O estudante João Pedro, do Movimento da Juventude Socialista, lembrou que este ano começa com uma situação muito delicada, com ataques da extrema-direita, em vários países, mostrando ser um movimento articulado. Citou como exemplos, o ataque militar do governo de Donald Trump à Venezuela, com o sequestro do presidente venezuelano Nicolás Maduro e de sua esposa, Cília Gonçalves, numa sinalização concreta de que pode usar a força em países com governos independentes, como a Colômbia, o México e o Brasil. Citou também a continuidade do genocídio em Gaza. “Temos que ficar atentos, ir para as ruas para defender, portanto, não só a soberania da Venezuela, mas a dos demais países, incluindo a do Brasil, pois estamos sob ameaça”, argumentou.

Ficar atentos – Paulo Farias, presidente da central sindical CTB, do Rio de Janeiro, lembrou que não ter dado certo a tentativa de golpe de janeiro de 2023 não quer dizer que a ameaça está afastada. Acrescentou que os golpes que a extrema-direita quer impor, seja aqui como em outros países, têm como base a violência, o desrespeito aos valores humanos, à democracia, mas também a retirada de direitos dos trabalhadores.

“Por isto, este ano, a tarefa do povo brasileiro é dizer não aos que tentam acabar com a democracia e os direitos, e apoiar os que a defendem e têm como projeto governar com medidas que atendam à população, e isso quem faz é o governo Lula. A nossa luta agora é para eleger Lula e também deputados e senadores que lhe deem uma base parlamentar folgada para melhorar a qualidade de vida do povo brasileiro”, argumentou o dirigente.

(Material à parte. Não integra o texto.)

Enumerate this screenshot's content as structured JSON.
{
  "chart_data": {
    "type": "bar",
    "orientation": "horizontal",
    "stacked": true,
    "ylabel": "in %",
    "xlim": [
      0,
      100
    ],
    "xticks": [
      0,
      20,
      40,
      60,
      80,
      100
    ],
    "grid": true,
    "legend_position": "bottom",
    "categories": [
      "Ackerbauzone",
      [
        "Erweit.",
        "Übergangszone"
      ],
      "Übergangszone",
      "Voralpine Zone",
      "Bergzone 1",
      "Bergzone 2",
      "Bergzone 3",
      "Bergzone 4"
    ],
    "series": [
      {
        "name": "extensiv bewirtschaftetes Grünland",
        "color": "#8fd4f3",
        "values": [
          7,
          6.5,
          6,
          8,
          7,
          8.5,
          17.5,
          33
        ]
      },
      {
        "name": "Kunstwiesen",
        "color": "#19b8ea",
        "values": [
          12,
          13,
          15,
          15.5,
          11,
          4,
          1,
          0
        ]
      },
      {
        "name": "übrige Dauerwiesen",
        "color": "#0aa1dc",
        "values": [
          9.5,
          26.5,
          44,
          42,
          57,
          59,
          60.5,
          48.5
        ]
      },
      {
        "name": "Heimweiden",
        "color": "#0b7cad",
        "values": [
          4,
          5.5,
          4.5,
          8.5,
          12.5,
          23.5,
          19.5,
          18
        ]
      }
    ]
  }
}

A presidenta da Federa, Adriana Nalesso, também vice-presidenta da CUT Rio, também argumentou que o povo está indo às ruas para defender a democracia brasileira contra os ataques da extrema-direita. “Existe no mundo uma tentativa da extrema-direita de enterrar a democracia em vários países. Por isto, temos que estar atentos e unidos para impedir que isto aconteça e, ao mesmo tempo, lutar pela reeleição do presidente Lula e a eleição de um Congresso comprometido com a população, a soberania e o desenvolvimento do Brasil”, pontou.

Carlos Serra, do PT de Niterói, classificou os atos desta quinta, como o início de muitos outros que vão se suceder para cobrar direitos da população, durante e eleição. Vinicius Benevides, da Unidade Popular, frisou que o golpe de 2023 não se concretizou porque os trabalhadores foram para as ruas. “Agora temos que voltar a elas para exigir a punição de quem tramou o golpe e, neste ano, continuar nos mobilizando para apoiar, nas eleições, os que defendem um projeto popular voltado para a população, e contra os que atacam a vida dos trabalhadores”, afirmou.